Question: My friend and I are in the process of writing a book together. We decided at the beginning that it would take place in a different planet that was separated into four tribes. So, we made four main characters and gave them all their own chapters and sections. The thing is, they all have their own story that intertwines at some points but separates most of the time. My question is: Is the story too clogged up with four separate story lines?
Also, as we're writing, we keep getting more and more ideas of plot twists to add in, but I feel like that's just going to clog the story more if we're not careful. But I think the plot twists are good ideas. What should we do?Answer:
I would suggest you get very clear on what the overall goal of your story is. What is it that you want your characters to accomplish together by the end of the book? What is the prize they will ultimately seek, or what is the disaster they will ultimately try to avoid?
Once you are clear on that, the purpose of telling the stories of the four main characters must be to illustrate what brought them together and what happened to them to make them evolve into the type of people who are able to accomplish the story goal.

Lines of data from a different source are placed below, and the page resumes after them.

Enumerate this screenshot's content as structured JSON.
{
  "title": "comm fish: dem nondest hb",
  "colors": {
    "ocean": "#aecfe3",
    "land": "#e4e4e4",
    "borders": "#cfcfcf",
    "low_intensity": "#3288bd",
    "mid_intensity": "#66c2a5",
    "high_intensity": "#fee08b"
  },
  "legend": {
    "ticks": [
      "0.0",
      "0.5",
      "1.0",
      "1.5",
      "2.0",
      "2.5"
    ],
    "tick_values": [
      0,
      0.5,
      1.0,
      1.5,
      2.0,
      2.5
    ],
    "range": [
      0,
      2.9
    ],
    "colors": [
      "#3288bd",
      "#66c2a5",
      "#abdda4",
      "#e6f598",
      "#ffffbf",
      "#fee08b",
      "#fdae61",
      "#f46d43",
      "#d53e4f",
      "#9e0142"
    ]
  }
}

That's assuming they will be victorious. (You could have one of them evolve into a villain or into someone who hinders the effort).
Once you know what qualities, skills, or traits you want your characters to develop, and how you want their personalities to evolve, you can design their their personal stories to take them in the direction you want them to go.
If you know how you want a character to evolve, then you know whether a particular plot twist will help him/her move in the right direction. Ideally, each event will be a necessary step in the character's growth, even the ones that look at first like set-backs. The reader may not realize the significance of an event at the time, but later on the reader should be able to look back and see how everything that happened to the character contributed towards making him the kind of person who could play a valuable role in achieving the goal.
Any event that doesn't seem to be a part of such a character or plot arc can be safely cut without hurting the story. In fact, it should be cut because it will feel extraneous to the reader.
On the other hand, if a character evolves, but the reader doesn't know why he evolves, that's a plot hole that needs to be filled with an event that explains things.